Rischia di diventare un’epidemia globale, se già non lo si possa considerare così. Di diabete di tipo 2 infatti ne soffrono al mondo circa 366 milioni e nel 2030 potrebbero diventare oltre 550 milioni. Per questo si cerca di puntare su ogni intervento (soprattutto negli stili di vita) che scongiuri il rischio di malattia e le complicazioni ad essa correlate. Un aiuto oggi, secondo una ricerca pubblicata su Bmc Medicine, potrebbe arrivare dallo yogurt, che abbasserebbe il rischio di sviluppare il diabete di tipo 2.
A scoprire la correlazione tra il consumo dell’alimento e il ridotto rischio di malattia, il team di Mu Chen della Harvard School of Public Health di Boston, che ha analizzato (seguendo negli anni) gli stili di vita e le abitudini alimentari di un gruppo di oltre 194 mila persone, tutte attive nel campo sanitario/veterinario, e senza malattie quali diabete, cancro o patologie cardiovascolari all’inizio dello studio. Particolare attenzione dai ricercatori è stata prestata al consumo dei latticini.
Durante il follow-up in totale sono stati registrati 15.156 casi di diabete di tipo 2. Nessuna correlazione, spiegano i ricercatori, è stata trovata tra insorgenza della malattia e consumo totale di latticini. Diversamente invece per quanto riguarda i singoli alimenti. Gli scienziati hanno infatti osservato che elevati consumi di yogurt si associavano a un minor rischio di sviluppare diabete di tipo 2, e integrando i dati con quelli di altri studi, hanno potuto quantificare questo fattore protettivo, scoprendo che circa 28g di yogurt al dì abbassano il rischio di malattia del 18%.

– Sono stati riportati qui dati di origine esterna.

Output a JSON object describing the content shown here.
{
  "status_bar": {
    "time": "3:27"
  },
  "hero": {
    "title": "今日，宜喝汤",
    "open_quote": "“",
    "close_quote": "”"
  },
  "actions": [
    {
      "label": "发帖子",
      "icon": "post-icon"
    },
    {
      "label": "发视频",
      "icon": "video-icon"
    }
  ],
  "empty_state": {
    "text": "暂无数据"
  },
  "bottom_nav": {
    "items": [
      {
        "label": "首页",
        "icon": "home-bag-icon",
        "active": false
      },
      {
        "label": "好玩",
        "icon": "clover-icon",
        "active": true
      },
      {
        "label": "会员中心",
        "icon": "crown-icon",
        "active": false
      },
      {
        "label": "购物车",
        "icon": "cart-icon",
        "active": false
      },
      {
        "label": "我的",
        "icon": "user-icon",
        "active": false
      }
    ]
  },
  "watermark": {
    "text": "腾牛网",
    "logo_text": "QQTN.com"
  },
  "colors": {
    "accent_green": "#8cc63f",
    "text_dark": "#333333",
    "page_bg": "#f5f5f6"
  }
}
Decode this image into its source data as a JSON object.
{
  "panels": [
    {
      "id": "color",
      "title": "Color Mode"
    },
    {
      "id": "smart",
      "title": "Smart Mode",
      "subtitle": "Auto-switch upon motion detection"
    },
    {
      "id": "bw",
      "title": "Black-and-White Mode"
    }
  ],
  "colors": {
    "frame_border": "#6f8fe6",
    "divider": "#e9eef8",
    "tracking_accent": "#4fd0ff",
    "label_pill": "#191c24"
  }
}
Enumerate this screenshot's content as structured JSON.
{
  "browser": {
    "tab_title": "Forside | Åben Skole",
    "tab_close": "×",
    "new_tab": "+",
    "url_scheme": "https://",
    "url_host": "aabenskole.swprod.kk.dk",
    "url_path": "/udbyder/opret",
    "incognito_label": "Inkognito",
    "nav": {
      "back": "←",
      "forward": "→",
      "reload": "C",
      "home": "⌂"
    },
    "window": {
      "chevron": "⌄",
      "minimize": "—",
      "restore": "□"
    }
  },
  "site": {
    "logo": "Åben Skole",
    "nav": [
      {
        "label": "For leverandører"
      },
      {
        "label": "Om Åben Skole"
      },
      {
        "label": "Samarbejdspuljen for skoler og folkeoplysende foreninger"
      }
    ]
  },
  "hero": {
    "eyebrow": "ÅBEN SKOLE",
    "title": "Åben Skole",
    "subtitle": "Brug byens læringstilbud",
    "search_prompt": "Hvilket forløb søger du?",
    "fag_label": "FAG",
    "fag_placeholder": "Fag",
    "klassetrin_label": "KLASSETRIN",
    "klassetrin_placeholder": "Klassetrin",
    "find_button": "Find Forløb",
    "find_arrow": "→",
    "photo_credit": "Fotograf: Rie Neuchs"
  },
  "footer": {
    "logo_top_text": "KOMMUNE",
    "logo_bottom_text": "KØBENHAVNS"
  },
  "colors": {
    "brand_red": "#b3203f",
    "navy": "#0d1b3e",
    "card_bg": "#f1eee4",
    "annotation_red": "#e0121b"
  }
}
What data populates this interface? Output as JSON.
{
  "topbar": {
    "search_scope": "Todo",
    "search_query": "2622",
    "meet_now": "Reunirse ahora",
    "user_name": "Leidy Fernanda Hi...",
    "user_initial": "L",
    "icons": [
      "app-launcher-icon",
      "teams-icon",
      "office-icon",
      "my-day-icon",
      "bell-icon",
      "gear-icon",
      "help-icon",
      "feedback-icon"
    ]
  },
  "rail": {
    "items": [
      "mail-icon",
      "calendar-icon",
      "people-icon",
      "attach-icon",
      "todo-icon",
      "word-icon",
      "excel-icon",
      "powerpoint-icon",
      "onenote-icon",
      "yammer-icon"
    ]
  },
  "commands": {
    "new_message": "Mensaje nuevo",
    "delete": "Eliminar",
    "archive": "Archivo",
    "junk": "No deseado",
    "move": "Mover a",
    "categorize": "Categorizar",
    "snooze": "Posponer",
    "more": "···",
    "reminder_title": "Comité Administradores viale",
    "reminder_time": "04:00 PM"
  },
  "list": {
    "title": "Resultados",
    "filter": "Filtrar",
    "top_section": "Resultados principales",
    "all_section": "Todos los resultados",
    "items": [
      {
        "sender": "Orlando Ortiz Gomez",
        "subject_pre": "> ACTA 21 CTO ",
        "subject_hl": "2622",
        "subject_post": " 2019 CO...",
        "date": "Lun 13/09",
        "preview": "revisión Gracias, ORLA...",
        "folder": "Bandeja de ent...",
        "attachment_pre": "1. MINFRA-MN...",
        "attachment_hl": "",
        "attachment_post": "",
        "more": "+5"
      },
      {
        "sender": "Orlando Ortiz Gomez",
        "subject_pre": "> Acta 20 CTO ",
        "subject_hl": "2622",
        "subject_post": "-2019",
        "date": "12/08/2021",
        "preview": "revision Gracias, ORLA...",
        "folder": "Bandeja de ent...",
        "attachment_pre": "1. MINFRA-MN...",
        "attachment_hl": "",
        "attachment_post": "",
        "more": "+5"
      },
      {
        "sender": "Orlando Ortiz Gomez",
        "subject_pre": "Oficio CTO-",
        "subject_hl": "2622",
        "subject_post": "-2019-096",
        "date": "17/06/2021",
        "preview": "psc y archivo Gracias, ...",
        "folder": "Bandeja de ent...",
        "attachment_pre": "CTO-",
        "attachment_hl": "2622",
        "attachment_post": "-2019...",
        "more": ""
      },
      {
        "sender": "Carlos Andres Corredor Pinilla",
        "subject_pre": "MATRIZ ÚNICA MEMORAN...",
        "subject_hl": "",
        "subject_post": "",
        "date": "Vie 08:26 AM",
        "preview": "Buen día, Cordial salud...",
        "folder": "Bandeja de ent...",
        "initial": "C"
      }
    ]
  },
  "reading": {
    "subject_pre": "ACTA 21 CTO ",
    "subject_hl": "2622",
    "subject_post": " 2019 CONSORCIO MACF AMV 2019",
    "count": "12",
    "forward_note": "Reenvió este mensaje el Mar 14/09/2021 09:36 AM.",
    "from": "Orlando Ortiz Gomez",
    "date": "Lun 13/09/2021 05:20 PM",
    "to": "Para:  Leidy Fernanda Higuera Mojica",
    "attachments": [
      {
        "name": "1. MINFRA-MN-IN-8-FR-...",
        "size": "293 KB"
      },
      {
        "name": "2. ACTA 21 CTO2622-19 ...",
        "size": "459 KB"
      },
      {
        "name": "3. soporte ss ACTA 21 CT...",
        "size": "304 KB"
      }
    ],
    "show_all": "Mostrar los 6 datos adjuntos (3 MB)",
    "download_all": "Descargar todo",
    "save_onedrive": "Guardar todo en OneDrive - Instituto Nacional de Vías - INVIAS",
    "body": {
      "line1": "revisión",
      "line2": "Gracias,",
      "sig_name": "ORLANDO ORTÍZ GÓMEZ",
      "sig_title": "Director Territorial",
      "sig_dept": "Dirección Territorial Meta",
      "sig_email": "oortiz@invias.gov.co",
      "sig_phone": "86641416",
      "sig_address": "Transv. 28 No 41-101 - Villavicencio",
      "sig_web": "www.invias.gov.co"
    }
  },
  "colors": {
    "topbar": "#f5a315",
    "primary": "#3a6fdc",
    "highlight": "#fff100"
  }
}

Ma perché lo yogurt farebbe bene al metabolismo? Un’ipotesi è che, dal momento che i probiotici riescono a migliorare il profilo dei grassi e degli antiossidanti nelle persone che già hanno diabete di tipo 2, questi potrebbero anche contrastare anche l’insorgenza della patologia, riducendone il rischio. Ma, concludono gli esperti, per capire se davvero lo yogurt abbia questi effetti serviranno dei trtial clinici costruiti ad hoc.